Wax in, not out

How to characterise the good old wax seal, in today’s “cyber”sec terminology ..?

  • On envelopes and the like, it was a form of quantum encryption – any tampering would show, at the receiving end, compromittation of the encapsulating encryption; when including a tamper-proof or -indicative envelope / header&footer-encapsulation…)
  • Non-repudiation of the sender, on parchment declarations.
  • Proof of authority as in proof of authorisation, of course, too, via the authority attached to the seal bearer.

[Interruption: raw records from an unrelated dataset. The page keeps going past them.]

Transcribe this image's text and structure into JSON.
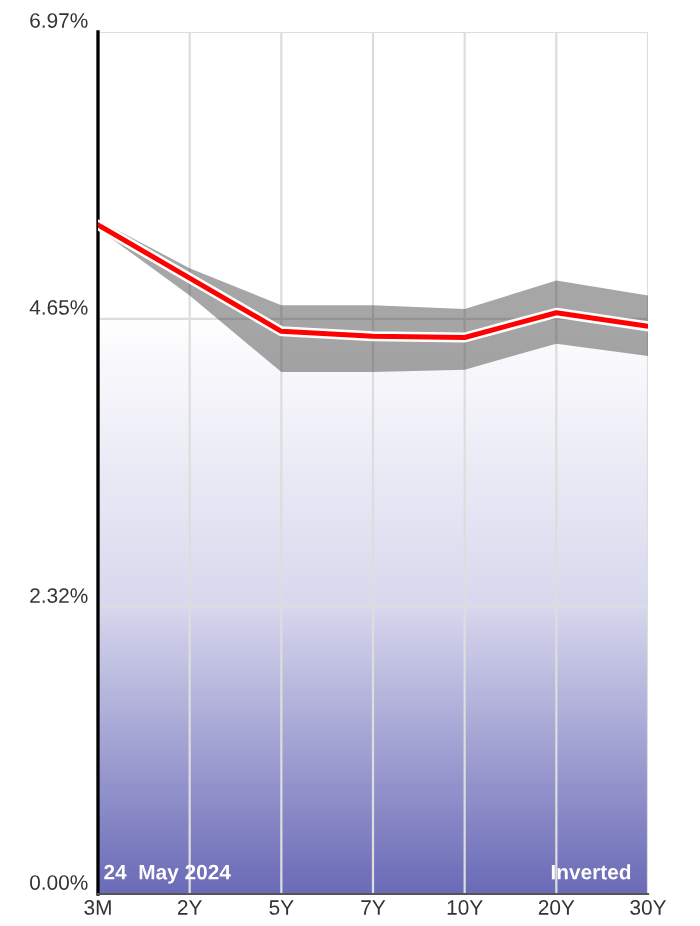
{
  "chart_data": {
    "type": "line",
    "categories": [
      "3M",
      "2Y",
      "5Y",
      "7Y",
      "10Y",
      "20Y",
      "30Y"
    ],
    "series": [
      {
        "color": "#ff0000",
        "values": [
          5.41,
          4.98,
          4.55,
          4.51,
          4.5,
          4.7,
          4.59
        ],
        "lower": [
          5.38,
          4.84,
          4.22,
          4.22,
          4.24,
          4.45,
          4.35
        ],
        "upper": [
          5.45,
          5.06,
          4.76,
          4.76,
          4.73,
          4.96,
          4.84
        ]
      }
    ],
    "ylim": [
      0,
      6.97
    ],
    "yticks": [
      {
        "value": 0,
        "label": "0.00%"
      },
      {
        "value": 2.32,
        "label": "2.32%"
      },
      {
        "value": 4.65,
        "label": "4.65%"
      },
      {
        "value": 6.97,
        "label": "6.97%"
      }
    ],
    "grid": true,
    "marker": "none",
    "line_style": "solid",
    "annotations": [
      "24  May 2024",
      "Inverted"
    ]
  }
}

These three, as long as the key (seal ring) can’t be replayed (remade and applied) – weak key / key compromised.
Or stolen (replay, undue authority = privilege escalation).
And as long as the envelope couldn’t be invisibly compromised-and-restored, or read through the paper (wetting it up, then drying without damaging the contents) – weak encryption algo for the first item above.
Or the hash (second above) removed and attached to another parchment. Or the parchment text altered in a way that preserves non-repudiation (invisible, or in typical writing (hand-writing by default of other options like 8- or 9-dots matrix printers; we’re talking that long back).

This is getting out of hand; too much to add and elucidate. At least we don’t need the cumbersome physical seal of yesteryears and now have one tiny plug-in to secure all our communications forever, don’t we?